The usefulness of comparative genomics of domestic animals for mapping traits was apparent in several talks. Leif Andersson (Uppsala University, Uppsala, Sweden) presented a study in which melanocyte migration defects were rapidly mapped using dog breeds, highlighting the benefits of population structure, strong selection and closely monitored phenotypes of domestic animals in disease gene mapping. Michel Georges (University of Liège, Belgium) described work on quantitative traits affecting myogenesis in Texel sheep. His identification of a SNP in the 3' untranslated region of the MSTN gene that accounts for up to 20% of the muscle-trait variation is of particular interest as it joins an exclusive, but growing, group of mutations that produce a phenotype by disrupting the interactions of microRNAs (miRNAs) with genes. This particular miRNA interaction inhibits the translation of the protein but not the abundance of the mRNA transcript.

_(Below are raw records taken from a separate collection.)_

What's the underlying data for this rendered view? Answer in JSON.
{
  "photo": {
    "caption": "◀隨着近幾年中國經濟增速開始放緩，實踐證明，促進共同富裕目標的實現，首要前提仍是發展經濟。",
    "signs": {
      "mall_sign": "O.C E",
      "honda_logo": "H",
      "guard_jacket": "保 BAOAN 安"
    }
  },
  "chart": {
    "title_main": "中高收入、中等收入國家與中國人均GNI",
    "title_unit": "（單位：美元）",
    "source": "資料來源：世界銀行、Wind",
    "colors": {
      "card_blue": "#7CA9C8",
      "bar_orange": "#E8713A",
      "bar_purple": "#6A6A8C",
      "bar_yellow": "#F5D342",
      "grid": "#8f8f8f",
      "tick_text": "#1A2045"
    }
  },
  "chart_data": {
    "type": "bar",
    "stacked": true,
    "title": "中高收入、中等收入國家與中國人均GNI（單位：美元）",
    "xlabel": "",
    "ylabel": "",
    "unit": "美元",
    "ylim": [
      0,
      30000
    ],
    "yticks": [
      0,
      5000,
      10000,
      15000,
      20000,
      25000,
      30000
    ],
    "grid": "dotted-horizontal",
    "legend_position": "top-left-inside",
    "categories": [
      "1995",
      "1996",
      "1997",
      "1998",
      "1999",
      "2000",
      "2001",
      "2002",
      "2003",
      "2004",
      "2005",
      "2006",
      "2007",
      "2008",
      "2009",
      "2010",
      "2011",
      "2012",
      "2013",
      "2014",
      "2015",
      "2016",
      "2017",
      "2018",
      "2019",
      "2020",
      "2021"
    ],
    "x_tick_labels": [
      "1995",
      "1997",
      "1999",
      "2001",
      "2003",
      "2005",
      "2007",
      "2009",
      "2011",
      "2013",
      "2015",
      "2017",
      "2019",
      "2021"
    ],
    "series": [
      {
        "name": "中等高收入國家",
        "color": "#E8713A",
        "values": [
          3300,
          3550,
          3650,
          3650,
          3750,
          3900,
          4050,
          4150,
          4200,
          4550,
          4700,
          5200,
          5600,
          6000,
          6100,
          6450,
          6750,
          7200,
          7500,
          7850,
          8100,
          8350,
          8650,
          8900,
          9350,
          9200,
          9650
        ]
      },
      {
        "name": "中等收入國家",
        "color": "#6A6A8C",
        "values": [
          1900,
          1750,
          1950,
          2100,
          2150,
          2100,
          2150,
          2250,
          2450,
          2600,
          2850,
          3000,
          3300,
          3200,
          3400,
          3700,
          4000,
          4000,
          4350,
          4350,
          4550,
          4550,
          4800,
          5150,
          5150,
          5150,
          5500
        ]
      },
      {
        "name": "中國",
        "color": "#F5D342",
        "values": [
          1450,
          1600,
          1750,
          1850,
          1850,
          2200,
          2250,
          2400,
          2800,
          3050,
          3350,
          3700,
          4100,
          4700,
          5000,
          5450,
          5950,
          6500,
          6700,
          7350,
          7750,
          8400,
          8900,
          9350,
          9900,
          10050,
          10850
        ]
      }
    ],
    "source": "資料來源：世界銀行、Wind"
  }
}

Additional species continue to be added to the comparative genomics repertoire. Proving that extinction need not be a barrier to inclusion, Svante Pääbo (Max Planck Institute for Evolutionary Anthropology, Leipzig, Germany) showed how the Pleistocene has contributed genomic information from mammoths, cave bears and Neanderthals. The small amount of data available so far indicate that Neanderthals diverged from modern humans (Homo sapiens) 400,000 years ago and that there was separation of the gene pools.
Progress on the sequencing and analysis of the opossum genome was presented by Kerstin Lindblad-Toh (Broad Institute, Boston, USA), and among the many meetings of small groups of researchers throughout the conference was one of the platypus genome sequencing consortium, indicating that next year will be an exciting one for comparative genomics.
The power of large-scale comparisons remains the core of genomics. This meeting emphasized that comparisons are beginning to reveal unexpected secrets of the genome and its evolutionary history. In the nearer future, however, there is the promise of using high-throughput capability to assess variation in the human population and gain fresh insights into disease.